Sorrow prepares you for joy. It violently sweeps everything out of your house, so that new joy can find space to enter. It shakes the yellow leaves from the bough of your heart so that fresh, green leaves can grow in their place. It pulls up the rotten roots so that new roots hidden beneath have room to grow. Whatever sorrow shakes from your heart, far better things will take their place.
It’s November and, of course, all the gratitude posts start filtering through social media asking each of us “What are you grateful for?” An unlikely and unexpected whisper said, “I am grateful for my struggle.”
WTH?! I don’t want to be grateful for my struggle, my divorce, that constant pulse to push myself into a new life. It sucked. It was hard. It hurt like hell and I don’t ever want to face that struggle because then I may remember the pain and feel it all over again.
But, what if I’m wrong? What if I need to face that pain in order to just look back over my shoulder to my past and say Thank you, I am grateful for the lessons you taught me.
Looking back, I have come to realize that I had to go through the worst life could bring in order to make space for what could be my best life. It reminds of when farmers perform a slash and burn “Shifting Cultivation” in their agricultural cycle. Once the field is burned, the ground becomes very fertile for growth. Our struggle is our opportunity to shift and cultivate our new life by creating awareness for what no longer serves us or who we want to be. That pain, that burn, is necessary in order to remove all the roots of our limiting beliefs that hold us back.

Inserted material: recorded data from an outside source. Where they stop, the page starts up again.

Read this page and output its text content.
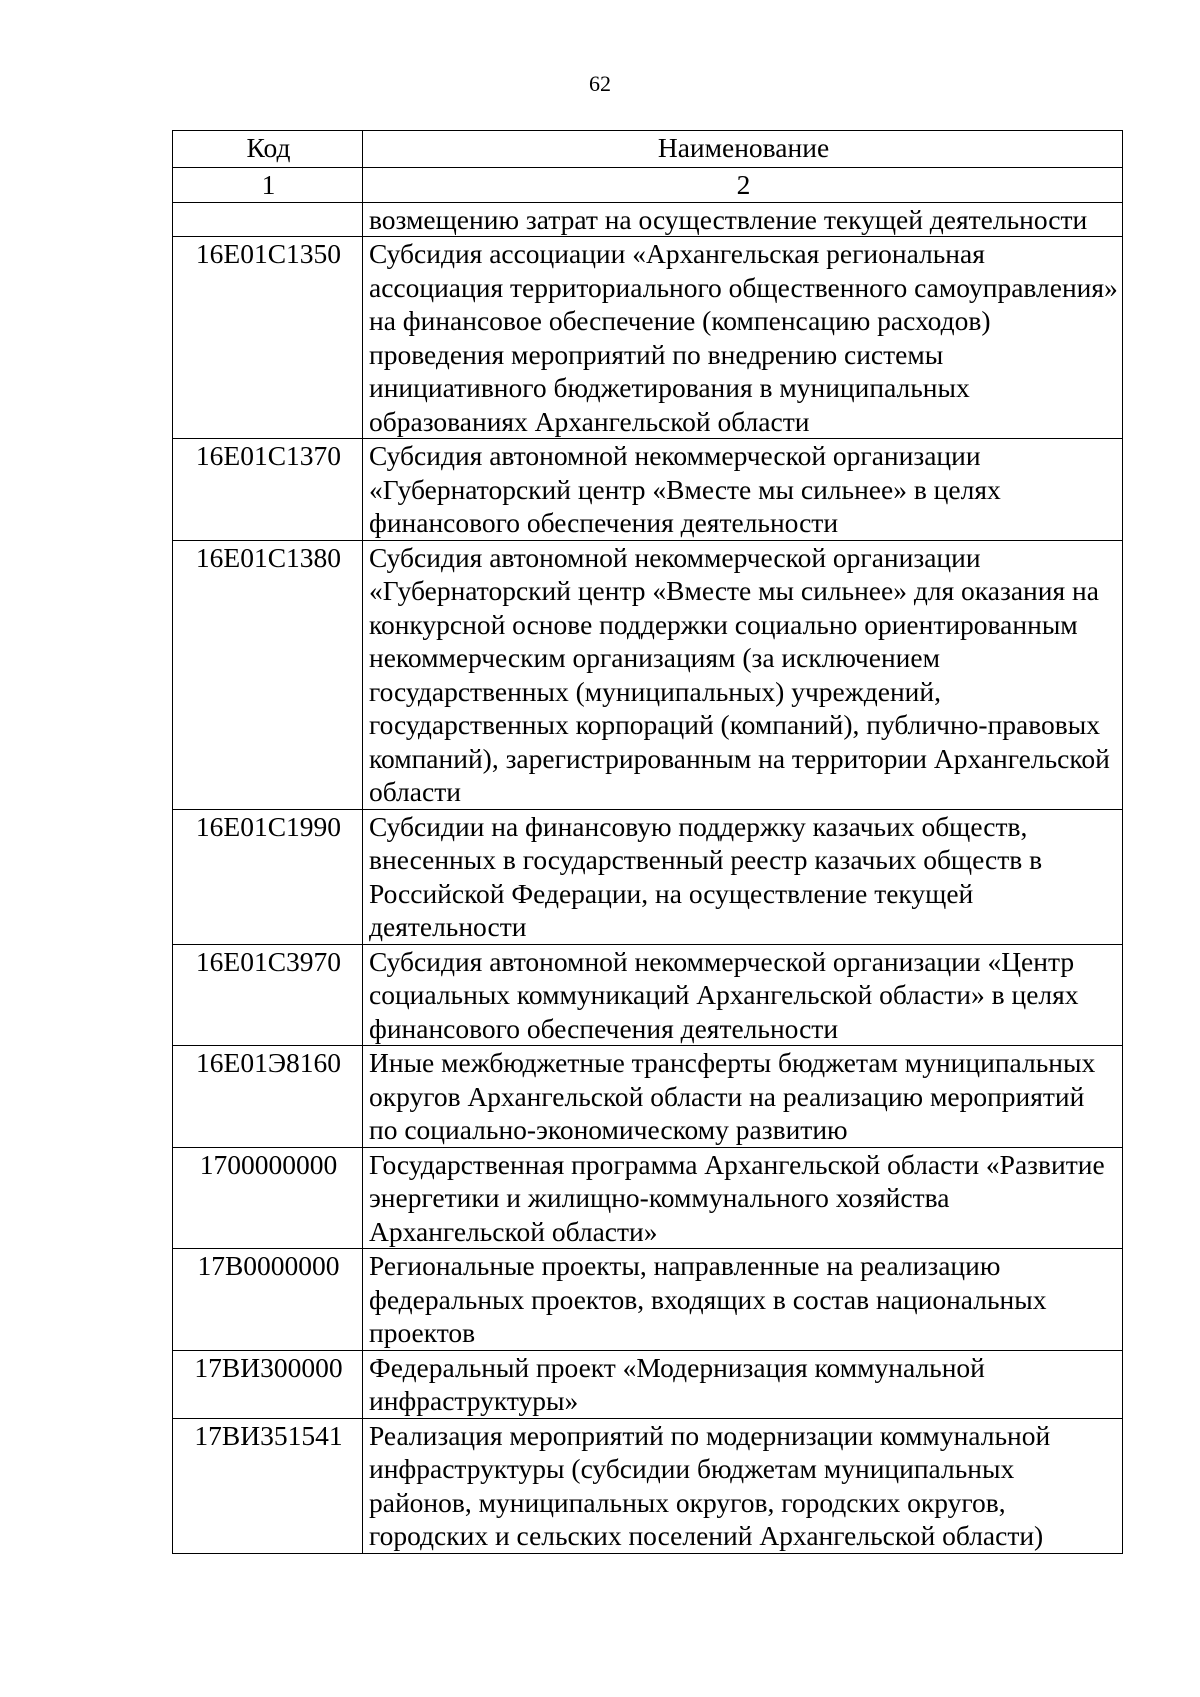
62
Код	Наименование
1	2
	возмещению затрат на осуществление текущей деятельности
16Е01С1350	Субсидия ассоциации «Архангельская региональная ассоциация территориального общественного самоуправления» на финансовое обеспечение (компенсацию расходов) проведения мероприятий по внедрению системы инициативного бюджетирования в муниципальных образованиях Архангельской области
16Е01С1370	Субсидия автономной некоммерческой организации «Губернаторский центр «Вместе мы сильнее» в целях финансового обеспечения деятельности
16Е01С1380	Субсидия автономной некоммерческой организации «Губернаторский центр «Вместе мы сильнее» для оказания на конкурсной основе поддержки социально ориентированным некоммерческим организациям (за исключением государственных (муниципальных) учреждений, государственных корпораций (компаний), публично-правовых компаний), зарегистрированным на территории Архангельской области
16Е01С1990	Субсидии на финансовую поддержку казачьих обществ, внесенных в государственный реестр казачьих обществ в Российской Федерации, на осуществление текущей деятельности
16Е01С3970	Субсидия автономной некоммерческой организации «Центр социальных коммуникаций Архангельской области» в целях финансового обеспечения деятельности
16Е01Э8160	Иные межбюджетные трансферты бюджетам муниципальных округов Архангельской области на реализацию мероприятий по социально-экономическому развитию
1700000000	Государственная программа Архангельской области «Развитие энергетики и жилищно-коммунального хозяйства Архангельской области»
17В0000000	Региональные проекты, направленные на реализацию федеральных проектов, входящих в состав национальных проектов
17ВИ300000	Федеральный проект «Модернизация коммунальной инфраструктуры»
17ВИ351541	Реализация мероприятий по модернизации коммунальной инфраструктуры (субсидии бюджетам муниципальных районов, муниципальных округов, городских округов, городских и сельских поселений Архангельской области)
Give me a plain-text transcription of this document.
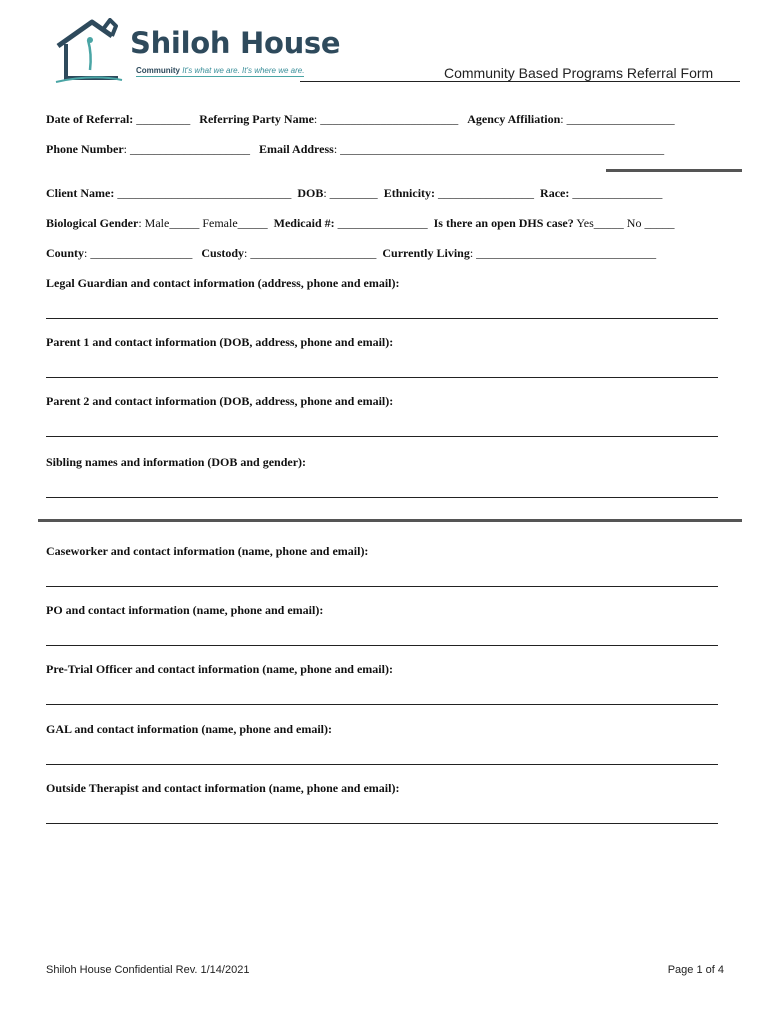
Shiloh House
Community It's what we are. It's where we are.	Community Based Programs Referral Form
Date of Referral: _________ Referring Party Name: _______________________ Agency Affiliation: __________________
Phone Number: ____________________ Email Address: ______________________________________________________
Client Name: _____________________________ DOB: ________ Ethnicity: ________________ Race: _______________
Biological Gender: Male_____ Female_____ Medicaid #: _______________ Is there an open DHS case? Yes_____ No _____
County: _________________ Custody: _____________________ Currently Living: ______________________________
Legal Guardian and contact information (address, phone and email):
Parent 1 and contact information (DOB, address, phone and email):
Parent 2 and contact information (DOB, address, phone and email):
Sibling names and information (DOB and gender):
Caseworker and contact information (name, phone and email):
PO and contact information (name, phone and email):
Pre-Trial Officer and contact information (name, phone and email):
GAL and contact information (name, phone and email):
Outside Therapist and contact information (name, phone and email):
Shiloh House Confidential Rev. 1/14/2021	Page 1 of 4
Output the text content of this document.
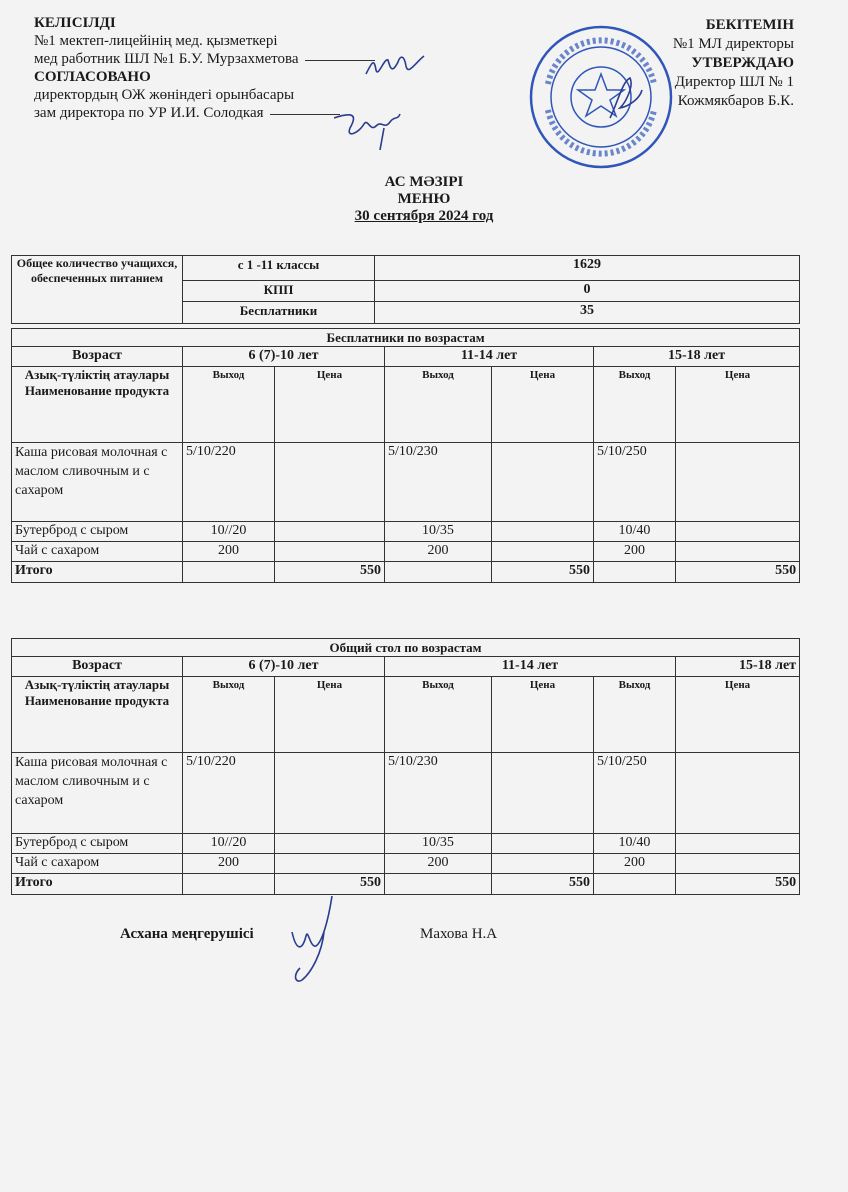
КЕЛІСІЛДІ
№1 мектеп-лицейінің мед. қызметкері
мед работник ШЛ №1 Б.У. Мурзахметова
СОГЛАСОВАНО
директордың ОЖ жөніндегі орынбасары
зам директора по УР И.И. Солодкая
БЕКІТЕМІН
№1 МЛ директоры
УТВЕРЖДАЮ
Директор ШЛ № 1
Кожмякбаров Б.К.
АС МӘЗІРІ
МЕНЮ
30 сентября 2024 год
Общее количество учащихся, обеспеченных питанием	с 1 -11 классы	1629
	КПП	0
	Бесплатники	35
Бесплатники по возрастам						
Возраст	6 (7)-10 лет		11-14 лет		15-18 лет	
Азық-түліктің атаулары Наименование продукта	Выход	Цена	Выход	Цена	Выход	Цена
Каша рисовая молочная с маслом сливочным и с сахаром	5/10/220		5/10/230		5/10/250	
Бутерброд с сыром	10//20		10/35		10/40	
Чай с сахаром	200		200		200	
Итого		550		550		550
Общий стол по возрастам						
Возраст	6 (7)-10 лет		11-14 лет			15-18 лет
Азық-түліктің атаулары Наименование продукта	Выход	Цена	Выход	Цена	Выход	Цена
Каша рисовая молочная с маслом сливочным и с сахаром	5/10/220		5/10/230		5/10/250	
Бутерброд с сыром	10//20		10/35		10/40	
Чай с сахаром	200		200		200	
Итого		550		550		550
Асхана меңгерушісі	Махова Н.А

We are all farmers farming something. In a nutshell, I was tired of tending thorny weeds and made the decision to burn my old life when I shifted from marriage to divorce. I looked at the field in front of me, held that burning match, and let go. Uncertainty filled me with unanswerable questions: Will it be self-contained or burn out of control? The irony is that once you release control, the match, you actually gain control of yourself because the fire burned away the pieces of your life that were creating discord. Your whole being clears as the embers settle and the smoke dissipates.
Peace comes with clarity. The struggle taught me what I didn’t want to plant again. It cleared space for my seeds of hope, love, comfort, and joy.
Now, when I look out onto that field, I smile. There is so much good sprouting up everywhere as far as the eye can see because now I know how to tend to myself and my life properly: With love, attention, and most of all gratitude.
The more I work at keeping the weeds at bay, the more abundant my life is.
I am grateful for the struggle because now I understand how it is to feel independent and strong.
I am grateful for the marriage and it’s dysfunction because now I can appreciate a loving relationship.
I am grateful for financial stress because it pushes me to keep thinking out of the box and problem solve.
My list can go on and on about all the things I am grateful for in my life, but one thing is for certain — if I had never stepped actively into the struggle, then I wouldn’t have found my strength. So, I guess the whisper was right after all. Be grateful for all that comes your way because it is in the hardest of times that we learn the most. We just need to take a step back and see it.